Editor's Note: This review and our Cautions section contain frank descriptions of relational intimacy and sexuality. This film and this review are not intended for a young audience.

DVD Release Date: October 22, 2013
Theatrical Release Date: May 24, 2013 NY/LA; June 14 wide
Rating: Rated R (for sexual content, nudity, and strong language throughout)
Genre: Drama
Run Time: 108 min
Director: Richard Linklater
Cast: Ethan Hawke, Julie Delpy

The trio of Before films are the most improbable movie trilogy of all time – and what a cinematic treasure it has become.

In 1995, Before Sunrise was a low-budget Sundance sensation about two twenty-something strangers meeting on a train in Europe. They spend the day and night together in Vienna and fall in love. The film ends with a beautifully unresolved "will they or won't they meet again" bit of tonal poetry.

Much to fans' surprise (and even fears), nine years later a sequel was released. 2004's Before Sunset not only saw Jesse (Ethan HawkeThe Purgeand Celine (Julie Delpy, The Air I Breathe) meet once again – this time on the streets of Paris for another one-day reconnection – but it also assuaged all worries that the first film’s perfect romantic kismet would be ruined. If anything, Sunset proved deeper and richer than Sunrise.

The success of the second led to hopes for a third.
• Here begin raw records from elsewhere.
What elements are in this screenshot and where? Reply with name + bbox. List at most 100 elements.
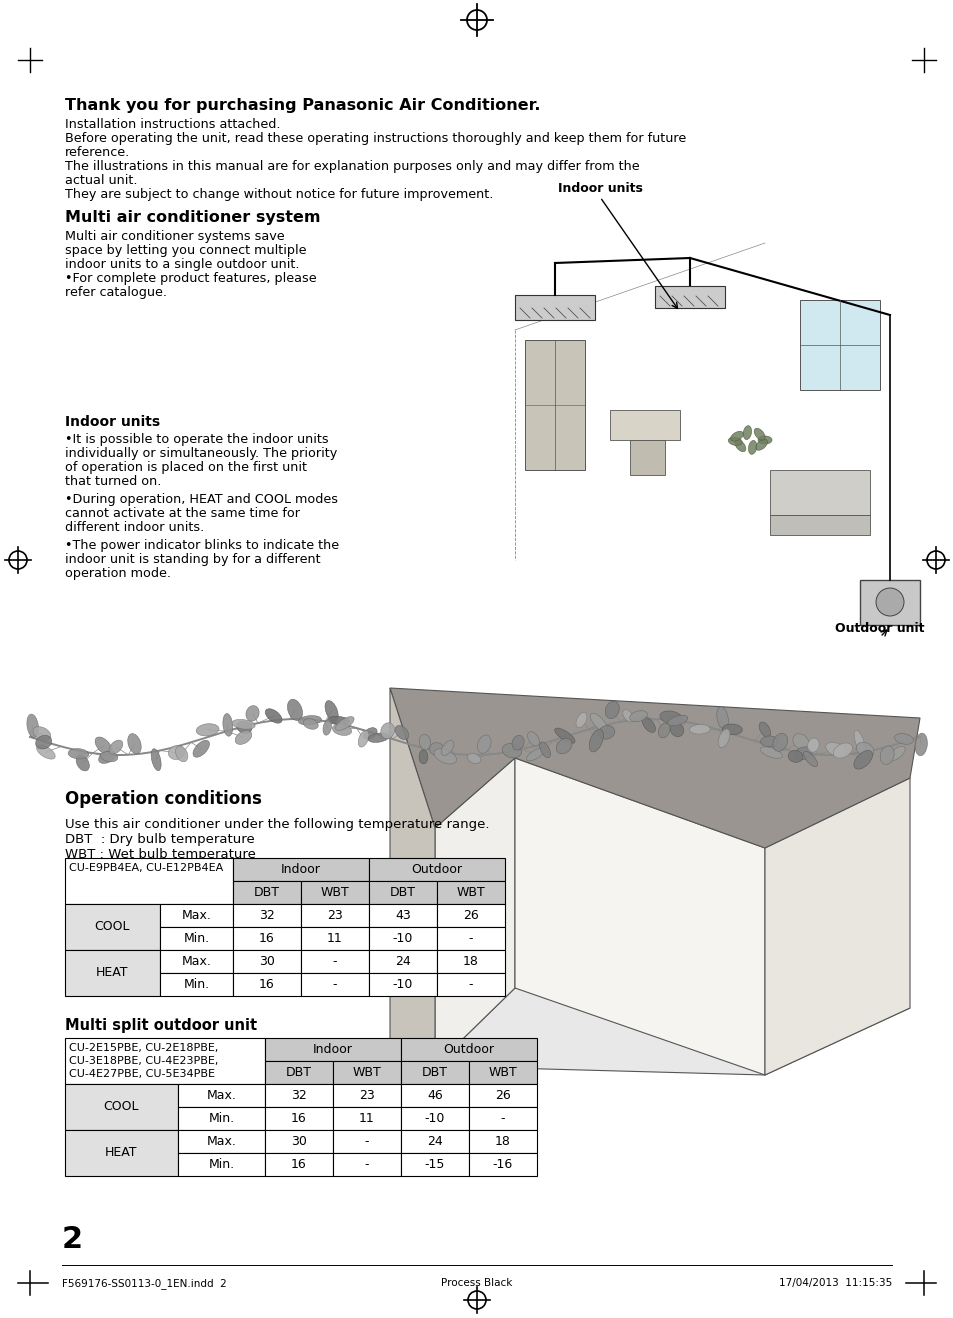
Bar (436, 950, 504, 973)
Ellipse shape (33, 726, 51, 741)
Bar (436, 880, 504, 904)
Text: -15: -15 (424, 1159, 445, 1170)
Text: Indoor: Indoor (281, 863, 320, 876)
Text: Before operating the unit, read these operating instructions thoroughly and keep: Before operating the unit, read these op… (65, 132, 685, 145)
Ellipse shape (589, 729, 603, 751)
Bar (655, 286, 724, 308)
Polygon shape (515, 758, 764, 1075)
Text: -: - (500, 1112, 505, 1126)
Ellipse shape (476, 735, 491, 754)
Ellipse shape (641, 717, 655, 733)
Ellipse shape (629, 710, 647, 722)
Text: 23: 23 (327, 909, 342, 923)
Text: space by letting you connect multiple: space by letting you connect multiple (65, 244, 306, 257)
Bar (609, 410, 679, 440)
Text: Thank you for purchasing Panasonic Air Conditioner.: Thank you for purchasing Panasonic Air C… (65, 98, 540, 113)
Ellipse shape (689, 725, 709, 734)
Ellipse shape (196, 724, 219, 735)
Text: 11: 11 (358, 1112, 375, 1126)
Ellipse shape (759, 722, 770, 737)
Ellipse shape (742, 426, 751, 439)
Bar (233, 880, 301, 904)
Bar (859, 580, 919, 625)
Ellipse shape (760, 735, 778, 747)
Bar (233, 973, 301, 996)
Ellipse shape (667, 716, 687, 726)
Text: that turned on.: that turned on. (65, 474, 161, 488)
Ellipse shape (128, 734, 141, 754)
Text: different indoor units.: different indoor units. (65, 521, 204, 534)
Bar (400, 1153, 469, 1176)
Bar (524, 340, 584, 471)
Bar (178, 1083, 265, 1107)
Bar (65, 858, 233, 904)
Ellipse shape (716, 706, 728, 729)
Ellipse shape (467, 754, 480, 763)
Bar (301, 927, 369, 950)
Bar (178, 1153, 265, 1176)
Text: •For complete product features, please: •For complete product features, please (65, 272, 316, 285)
Ellipse shape (323, 720, 332, 735)
Bar (301, 904, 369, 927)
Ellipse shape (246, 705, 259, 721)
Text: 16: 16 (291, 1159, 307, 1170)
Bar (436, 904, 504, 927)
Text: 16: 16 (259, 932, 274, 945)
Bar (178, 1130, 265, 1153)
Ellipse shape (755, 439, 766, 451)
Text: 30: 30 (259, 956, 274, 967)
Text: 11: 11 (327, 932, 342, 945)
Text: Min.: Min. (208, 1112, 234, 1126)
Polygon shape (390, 688, 919, 847)
Text: 32: 32 (291, 1089, 307, 1102)
Bar (400, 1107, 469, 1130)
Ellipse shape (622, 709, 633, 722)
Bar (469, 1153, 537, 1176)
Bar (469, 1130, 537, 1153)
Ellipse shape (335, 717, 354, 730)
Text: Outdoor: Outdoor (443, 1043, 494, 1056)
Bar (369, 973, 436, 996)
Bar (333, 1107, 400, 1130)
Text: CU-4E27PBE, CU-5E34PBE: CU-4E27PBE, CU-5E34PBE (69, 1069, 214, 1079)
Text: 26: 26 (462, 909, 478, 923)
Text: 26: 26 (495, 1089, 511, 1102)
Bar (233, 950, 301, 973)
Ellipse shape (526, 747, 544, 760)
Ellipse shape (894, 734, 913, 745)
Ellipse shape (576, 713, 586, 728)
Bar (0, 681, 953, 772)
Text: 2: 2 (62, 1224, 83, 1253)
Text: individually or simultaneously. The priority: individually or simultaneously. The prio… (65, 447, 337, 460)
Ellipse shape (363, 728, 376, 739)
Text: cannot activate at the same time for: cannot activate at the same time for (65, 507, 299, 521)
Ellipse shape (914, 733, 926, 755)
Text: 16: 16 (259, 978, 274, 991)
Text: 46: 46 (427, 1089, 442, 1102)
Text: Min.: Min. (183, 932, 210, 945)
Bar (436, 927, 504, 950)
Text: Outdoor: Outdoor (411, 863, 462, 876)
Ellipse shape (327, 717, 349, 725)
Bar (333, 1130, 400, 1153)
Text: CU-2E15PBE, CU-2E18PBE,: CU-2E15PBE, CU-2E18PBE, (69, 1043, 218, 1053)
Text: 16: 16 (291, 1112, 307, 1126)
Ellipse shape (95, 737, 112, 755)
Ellipse shape (501, 743, 521, 758)
Bar (65, 950, 160, 996)
Text: operation mode.: operation mode. (65, 567, 171, 580)
Ellipse shape (168, 746, 184, 759)
Ellipse shape (856, 742, 873, 758)
Ellipse shape (512, 735, 523, 750)
Bar (400, 1130, 469, 1153)
Bar (65, 1039, 265, 1083)
Text: WBT : Wet bulb temperature: WBT : Wet bulb temperature (65, 847, 255, 861)
Ellipse shape (35, 735, 51, 749)
Polygon shape (764, 778, 909, 1075)
Text: Multi split outdoor unit: Multi split outdoor unit (65, 1017, 257, 1033)
Text: -: - (333, 956, 337, 967)
Bar (160, 927, 233, 950)
Text: 24: 24 (395, 956, 411, 967)
Text: 18: 18 (495, 1135, 511, 1148)
Text: indoor unit is standing by for a different: indoor unit is standing by for a differe… (65, 554, 320, 565)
And now, nine years later again, those hopes have been realized as we find Jesse and Celine together in Before Midnight. If the first film was about the exciting romance of youth, and the second about young adulthood’s melancholic mix of romance and responsibility, the third is about the regret of choices made and not made, decisions that can’t be changed and are painful to deal with but must be. Love is still at the center but now so much more life has been lived, and consequences can be Love’s kryptonite.

Before Midnight finds Jesse and Celine spending a day among the beauty of rural, coastal Greece. The last time we saw them, Before Sunset was ending on yet another (beautifully) unresolved note about their relationship, such that the big question coming into this one was whether they’d spent the last nine years together or apart.

While that question is answered within the first ten minutes, discovering the answer is a superbly executed revelation for the viewer, so I won’t spoil it here, especially as it is equal parts subtle and dramatic. Indeed, fans of the first two films looking to maximize the emotional impact of this outing would best be served to avoid spoilers at all costs.

The basic premise, however, is the same: a lot of free-flowing, emotionally candid, and philosophically fascinating conversation between two people who love each other as they walk, sit, drive, and eat their way through the beautiful Mediterranean countryside. Yet while the first two films focused solely on Jesse and Celine's intimate bubble, Before Midnight includes some group conversation, with one at great length.

After a long drive that re-acclimates us to our beloved couple (now in their early 40s), Jesse and Celine share a community meal with good friends ranging in age from elderly to peers to a young college-age pair still fresh in the throes of love.